I have a dataframe with the following structure:
import pandas as pd
import numpy as np
names = ['PersonA', 'PersonB', 'PersonC', 'PersonD','PersonE','PersonF']
team = ['Team1','Team2']
dates = pd.date_range(start = '2020-05-28', end = '2021-11-22')
df = pd.DataFrame({'runtime': np.repeat(dates, len(names)*len(team))})
df['name'] = len(dates)*len(team)*names
df['team'] = len(dates)*len(names)*team
df['A'] = 40 + 20*np.random.random(len(df))
df['B'] = .1 * np.random.random(len(df))
df['C'] = 1 +.5 * np.random.random(len(df))
I would like to create a dataframe that displays calculated mean values for the runtime in periods such as the previous Week, Month, Yearl, and All-Time such that it looks like this:
name | team | A_w | B_w | C_w| A_m | B_m | C_m | A_y | B_y | C_y | A_at | B_at | C_at
I have successfully added a calculated column for the mean value using the lamda method described here: How do I create a new column from the output of pandas groupby().sum()?
e.g.:
df = df.groupby(['name','team'], as_index=True).apply(lambda gdf: gdf.assign(A_at=lambda gdf: gdf['A'].mean()))
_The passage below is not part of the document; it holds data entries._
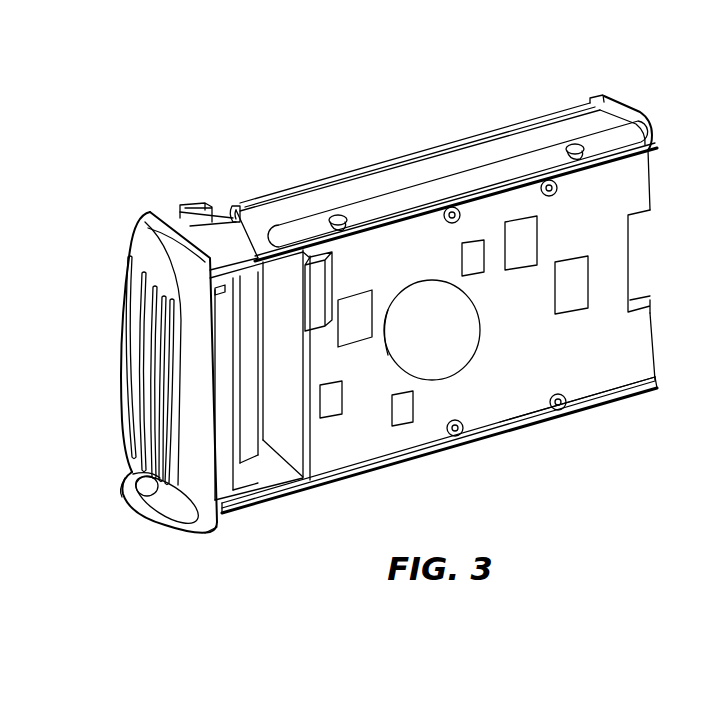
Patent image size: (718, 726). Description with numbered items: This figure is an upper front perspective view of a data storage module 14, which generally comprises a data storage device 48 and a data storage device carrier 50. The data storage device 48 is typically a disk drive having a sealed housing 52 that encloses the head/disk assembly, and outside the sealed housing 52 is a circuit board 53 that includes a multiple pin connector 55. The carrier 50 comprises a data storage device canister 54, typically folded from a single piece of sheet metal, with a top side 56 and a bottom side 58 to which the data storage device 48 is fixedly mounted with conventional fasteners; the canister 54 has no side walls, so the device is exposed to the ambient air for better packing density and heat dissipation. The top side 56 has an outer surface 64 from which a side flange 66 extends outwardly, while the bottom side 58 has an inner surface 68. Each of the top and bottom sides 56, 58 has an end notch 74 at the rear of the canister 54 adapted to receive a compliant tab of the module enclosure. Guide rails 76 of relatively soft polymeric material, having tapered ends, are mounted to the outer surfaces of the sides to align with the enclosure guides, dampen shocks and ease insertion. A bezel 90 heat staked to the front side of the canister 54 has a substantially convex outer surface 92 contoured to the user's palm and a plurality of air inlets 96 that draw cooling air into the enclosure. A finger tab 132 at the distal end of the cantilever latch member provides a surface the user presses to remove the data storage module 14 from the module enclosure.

The data storage module 14 is at (301, 136).
The data storage device 48 is at (590, 378).
The data storage device carrier 50 is at (218, 532).
The sealed housing 52 is at (283, 277).
The circuit board 53 is at (479, 312).
The data storage device canister 54 is at (318, 503).
The multiple pin connector 55 is at (640, 253).
The top side 56 is at (609, 106).
The bottom side 58 is at (625, 406).
The outer surface 64 is at (413, 170).
The side flange 66 is at (333, 172).
The inner surface 68 is at (277, 483).
The end notch 74 is at (594, 104).
The guide rail 76 is at (650, 150).
The bezel 90 is at (110, 505).
The convex outer surface 92 is at (160, 257).
The air inlets 96 is at (135, 323).
The finger tab 132 is at (150, 492).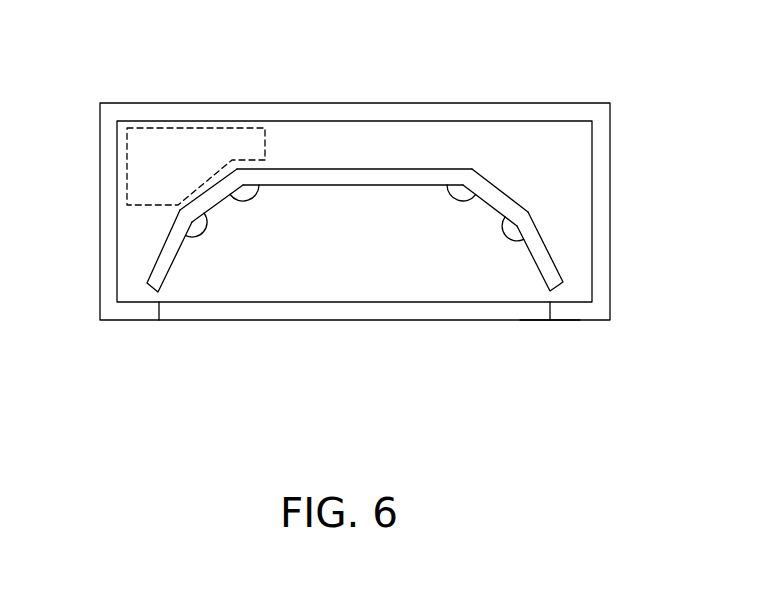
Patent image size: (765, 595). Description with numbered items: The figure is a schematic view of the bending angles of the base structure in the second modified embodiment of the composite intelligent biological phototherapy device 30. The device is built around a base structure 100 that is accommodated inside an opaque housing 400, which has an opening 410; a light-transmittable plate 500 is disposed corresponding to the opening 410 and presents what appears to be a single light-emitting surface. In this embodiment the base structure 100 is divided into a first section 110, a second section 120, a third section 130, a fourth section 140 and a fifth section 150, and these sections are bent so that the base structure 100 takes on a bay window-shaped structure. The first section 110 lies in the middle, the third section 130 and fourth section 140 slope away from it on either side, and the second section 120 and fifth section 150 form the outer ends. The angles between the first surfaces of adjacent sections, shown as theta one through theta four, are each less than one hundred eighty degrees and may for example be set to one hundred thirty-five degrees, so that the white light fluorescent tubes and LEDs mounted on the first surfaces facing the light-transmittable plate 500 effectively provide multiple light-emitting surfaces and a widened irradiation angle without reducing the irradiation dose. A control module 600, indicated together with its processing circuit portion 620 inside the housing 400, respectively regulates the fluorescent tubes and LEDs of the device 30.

My output gives me an additional column:
runtime name team A B C A_at
0 2020-05-28 PersonA Team1 55.608186 0.027767 1.311662 49.957820
1 2020-05-28 PersonB Team2 43.481041 0.038685 1.144240 50.057015
2 2020-05-28 PersonC Team1 47.277667 0.012190 1.047263 50.151846
3 2020-05-28 PersonD Team2 41.995354 0.040623 1.087151 50.412061
4 2020-05-28 PersonE Team1 49.824062 0.036805 1.416110 50.073381
... ... ... ... ... ... ... ...
6523 2021-11-22 PersonB Team2 46.799963 0.069523 1.322076 50.057015
6524 2021-11-22 PersonC Team1 48.851620 0.007291 1.473467 50.151846
6525 2021-11-22 PersonD Team2 49.711142 0.051443 1.044063 50.412061
6526 2021-11-22 PersonE Team1 57.074027 0.095908 1.464404 50.073381
6527 2021-11-22 PersonF Team2 41.372381 0.059240 1.132346 50.094965
[6528 rows x 7 columns]
But this is where it gets messy...
I don't need the runtime column, and I am unsure about how to clean this up so that it only lists the 'name' & 'team' columns, additionally... the way I have been producing my source dataframe(s) is by recreating the entire dataframe using a for loop for each time-period with:
for pt in runtimes[:d]:
<insert dataframe creation for d# of runtimes>
if d==7:
dfw = df.groupby(['name','team'], as_index=True).apply(lambda gdf: gdf.assign(A_w=lambda gdf: gdf['A'].mean()))
if d==30:
dfm = df.groupby(['name','team'], as_index=True).apply(lambda gdf: gdf.assign(A_m=lambda gdf: gdf['A'].mean()))
I am then attempting to concatenate the outputs like so:
dfs = pd.concat([dfw, dfm])
This works "OK" when d < 30, but when I'm looking at 90-100 days, it creates a dataframe with 50000+ rows and concats it with each other dataframe. Is there a way to perform this operation for x# of previous runtime values in-place?
Any tips on how to make this more efficient would be greatly appreciated.